I have two matrices (images) A and B, where each pixel of the matrix B can affect several pixels of the matrix A. A is the resulting image.
When I call a kernel, each thread is responsible for carrying out an operation for each pixel of B and this result affects the corresponding pixels of A. The problem is that a pixel of A can receive the contributions of several pixels of B, when this occurs, the contributions do not accrue because when each thread finishes its operation writes the result in the corresponding pixel of A, removing the current value at that pixel (obvious result since all the threads are working in parallel).
The aim is that all the contributions of all the threads are taken into account in the calculation of the matrix A.
I know this is a problem inherent to the nature of the proccess (parallel process), but, I think somehow this can be possible to make, using the shared memory, some criteria of the latency… Does anybody have an idea?

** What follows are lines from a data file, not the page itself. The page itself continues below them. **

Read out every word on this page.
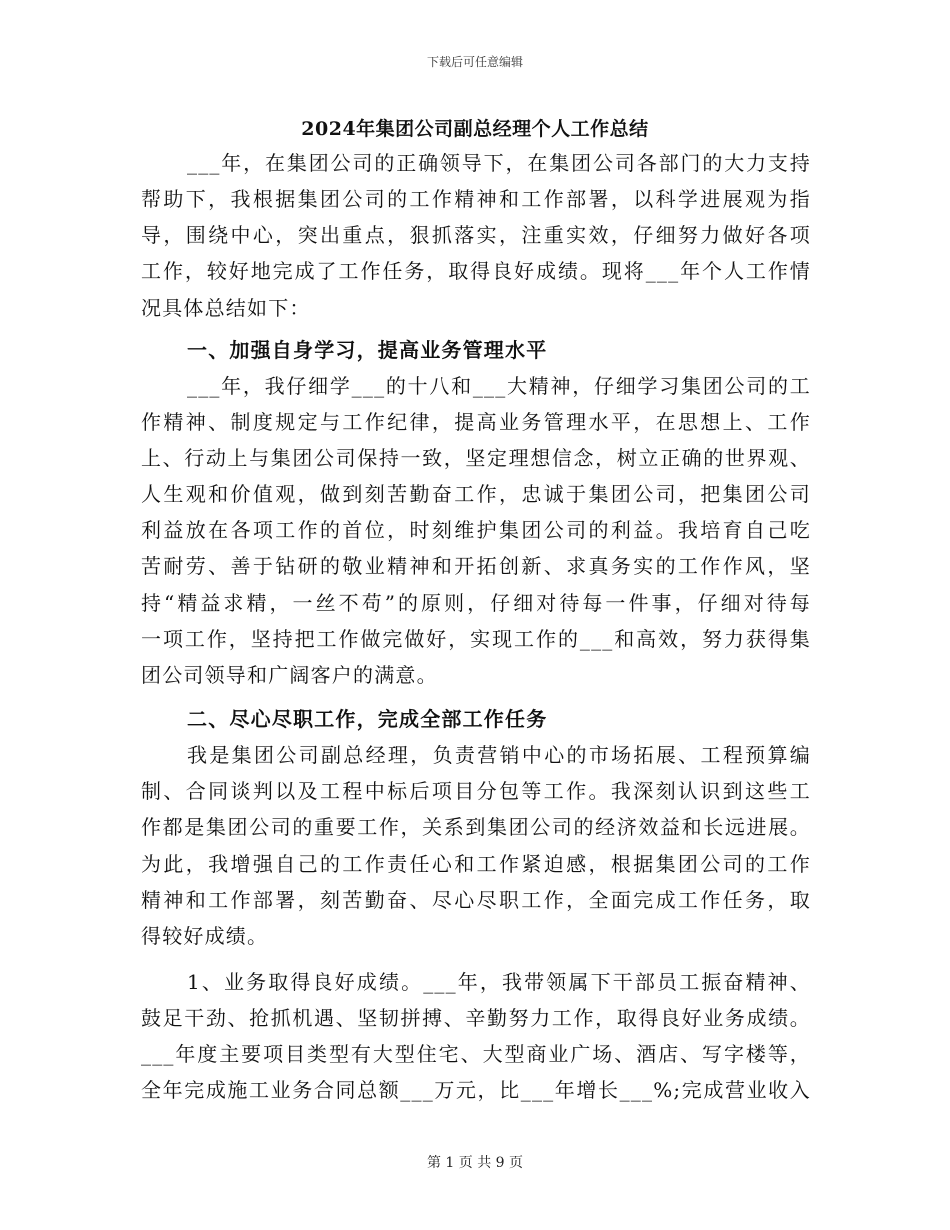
下载后可任意编辑
2024年集团公司副总经理个人工作总结
___年，在集团公司的正确领导下，在集团公司各部门的大力支持
帮助下，我根据集团公司的工作精神和工作部署，以科学进展观为指
导，围绕中心，突出重点，狠抓落实，注重实效，仔细努力做好各项
工作，较好地完成了工作任务，取得良好成绩。现将___年个人工作情
况具体总结如下：
一、加强自身学习，提高业务管理水平
___年，我仔细学___的十八和___大精神，仔细学习集团公司的工
作精神、制度规定与工作纪律，提高业务管理水平，在思想上、工作
上、行动上与集团公司保持一致，坚定理想信念，树立正确的世界观、
人生观和价值观，做到刻苦勤奋工作，忠诚于集团公司，把集团公司
利益放在各项工作的首位，时刻维护集团公司的利益。我培育自己吃
苦耐劳、善于钻研的敬业精神和开拓创新、求真务实的工作作风，坚
持“精益求精，一丝不苟”的原则，仔细对待每一件事，仔细对待每
一项工作，坚持把工作做完做好，实现工作的___和高效，努力获得集
团公司领导和广阔客户的满意。
二、尽心尽职工作，完成全部工作任务
我是集团公司副总经理，负责营销中心的市场拓展、工程预算编
制、合同谈判以及工程中标后项目分包等工作。我深刻认识到这些工
作都是集团公司的重要工作，关系到集团公司的经济效益和长远进展。
为此，我增强自己的工作责任心和工作紧迫感，根据集团公司的工作
精神和工作部署，刻苦勤奋、尽心尽职工作，全面完成工作任务，取
得较好成绩。
1、业务取得良好成绩。___年，我带领属下干部员工振奋精神、
鼓足干劲、抢抓机遇、坚韧拼搏、辛勤努力工作，取得良好业务成绩。
___年度主要项目类型有大型住宅、大型商业广场、酒店、写字楼等，
全年完成施工业务合同总额___万元，比___年增长___%;完成营业收入
第 1 页 共 9 页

I have two matrices (images) A and B, where each pixel of the matrix B can affect several pixels of the matrix A. A is the resulting image.
When I call a kernel, each thread is responsible for carrying out an operation for each pixel of B and this result affects the corresponding pixels of A. The problem is that a pixel of A can receive the contributions of several pixels of B, when this occurs, the contributions do not accrue because when each thread finishes its operation writes the result in the corresponding pixel of A, removing the current value at that pixel (obvious result since all the threads are working in parallel).
The aim is that all the contributions of all the threads are taken into account in the calculation of the matrix A.
I know this is a problem inherent to the nature of the proccess (parallel process), but, I think somehow this can be possible to make, using the shared memory, some criteria of the latency… Does anybody have an idea?
Or organize your kernel so that you have one thread per pixel of image A.
Do we get a reward for posting these solutions? Otherwise the CUDA Programming and Development forum might be better suited for this kind of questions.